In Denying Role in Clergy Sex Abuse Cover-Up, Former Pope Benedict Continues to Prevent Healing

It appears that former Pope Benedict has come out of retirement – donned another hat, as it were – as a revisionist historian. In his first published comments since resigning as pope in February, Benedict has denied that he tried to cover up the sexual abuse of children by priests. The denial grabs headlines because it comes from Benedict, but it’s really just another instance of the church hierarchy clumsily and cynically attempting to protect itself while callously hurting survivors.

Benedict’s denial is part of a letter he wrote to an Italian author who wrote a book about problems in the Roman Catholic Church. Excerpts of the letter were published today in a Rome newspaper. As reported by Reuters, it is believed that the denial is the first time Benedict has responded to the myriad Roman Catholic clergy sex abuse accusations in the first person.
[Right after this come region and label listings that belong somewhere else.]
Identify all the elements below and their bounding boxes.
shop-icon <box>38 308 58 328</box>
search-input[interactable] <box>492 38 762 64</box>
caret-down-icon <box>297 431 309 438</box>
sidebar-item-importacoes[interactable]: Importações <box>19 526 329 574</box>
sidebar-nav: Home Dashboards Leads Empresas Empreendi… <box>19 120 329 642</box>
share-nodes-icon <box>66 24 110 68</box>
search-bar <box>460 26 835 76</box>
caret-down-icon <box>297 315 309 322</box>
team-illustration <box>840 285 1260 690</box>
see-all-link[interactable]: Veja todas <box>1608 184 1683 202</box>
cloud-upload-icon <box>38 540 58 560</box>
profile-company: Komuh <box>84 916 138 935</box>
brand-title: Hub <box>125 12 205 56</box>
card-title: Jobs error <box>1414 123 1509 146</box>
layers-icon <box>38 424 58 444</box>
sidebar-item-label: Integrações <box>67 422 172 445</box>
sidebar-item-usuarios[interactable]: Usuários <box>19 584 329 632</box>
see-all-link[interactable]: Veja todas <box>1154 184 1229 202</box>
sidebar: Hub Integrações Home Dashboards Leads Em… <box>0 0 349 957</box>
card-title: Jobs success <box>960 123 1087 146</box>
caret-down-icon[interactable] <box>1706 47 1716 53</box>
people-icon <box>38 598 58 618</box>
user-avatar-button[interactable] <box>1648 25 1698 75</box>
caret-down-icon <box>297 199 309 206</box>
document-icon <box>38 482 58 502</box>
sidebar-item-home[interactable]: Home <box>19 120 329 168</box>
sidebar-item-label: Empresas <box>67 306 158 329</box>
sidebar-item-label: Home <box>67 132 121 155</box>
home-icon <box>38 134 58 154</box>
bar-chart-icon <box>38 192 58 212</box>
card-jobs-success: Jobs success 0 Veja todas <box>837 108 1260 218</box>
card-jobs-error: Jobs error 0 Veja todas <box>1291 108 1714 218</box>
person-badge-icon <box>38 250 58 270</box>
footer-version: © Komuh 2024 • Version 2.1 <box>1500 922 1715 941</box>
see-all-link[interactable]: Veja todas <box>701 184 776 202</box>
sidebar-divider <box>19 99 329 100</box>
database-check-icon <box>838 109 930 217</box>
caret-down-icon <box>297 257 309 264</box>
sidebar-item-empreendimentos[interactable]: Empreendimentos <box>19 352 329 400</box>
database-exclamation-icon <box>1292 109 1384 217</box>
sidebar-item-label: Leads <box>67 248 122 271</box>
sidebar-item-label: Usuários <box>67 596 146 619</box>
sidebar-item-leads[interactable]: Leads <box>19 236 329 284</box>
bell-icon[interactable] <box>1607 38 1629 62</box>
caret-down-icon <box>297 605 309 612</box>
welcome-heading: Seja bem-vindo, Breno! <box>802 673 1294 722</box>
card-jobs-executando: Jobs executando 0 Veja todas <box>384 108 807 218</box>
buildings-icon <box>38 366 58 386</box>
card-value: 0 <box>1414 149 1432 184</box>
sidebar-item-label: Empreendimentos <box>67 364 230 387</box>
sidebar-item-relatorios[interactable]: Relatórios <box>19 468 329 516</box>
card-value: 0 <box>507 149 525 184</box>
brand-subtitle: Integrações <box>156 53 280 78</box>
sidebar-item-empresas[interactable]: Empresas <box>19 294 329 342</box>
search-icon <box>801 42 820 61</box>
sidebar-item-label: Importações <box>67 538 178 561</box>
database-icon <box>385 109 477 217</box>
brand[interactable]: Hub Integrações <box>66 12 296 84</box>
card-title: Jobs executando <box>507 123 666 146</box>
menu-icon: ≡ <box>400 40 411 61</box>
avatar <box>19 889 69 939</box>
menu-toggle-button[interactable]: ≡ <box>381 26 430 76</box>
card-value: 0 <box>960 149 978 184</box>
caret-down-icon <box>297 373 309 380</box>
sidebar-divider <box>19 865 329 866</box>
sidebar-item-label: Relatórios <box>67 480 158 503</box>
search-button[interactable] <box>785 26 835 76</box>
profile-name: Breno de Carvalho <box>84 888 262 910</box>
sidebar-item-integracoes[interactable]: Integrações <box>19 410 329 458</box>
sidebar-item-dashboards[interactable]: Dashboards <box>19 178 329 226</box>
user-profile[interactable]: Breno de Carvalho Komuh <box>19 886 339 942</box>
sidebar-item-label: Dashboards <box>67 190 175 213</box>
Let’s not let history be rewritten by someone looking to clean up his legacy. For years, records documenting the hierarchy’s practice of keeping secret its vast knowledge of clergy sex abuse have been revealed regularly and in many cases involuntarily. This secrecy is a pattern and practice embedded in Canon Law, secret protocols and in Benedict’s own words and actions – or inactions – as pope and as head of the Vatican’s Congregation for the Doctrine of Faith (CDF). Prior to becoming pope, Benedict was the head of the CDF, a role in which vast numbers of reports of predator Roman Catholic priests were sent to him for dispositional consideration. The record shows that Benedict did nearly nothing with this information other than keep it secret, allowing clergy sex abusers to remain anonymous, unpunished, or both.

 If that’s not covering up, it’s hard to imagine what is.

Good or bad, legacies are earned, accomplished. They are not cobbled together by revisionist historians. The survivors forced to endure yet another insult know this.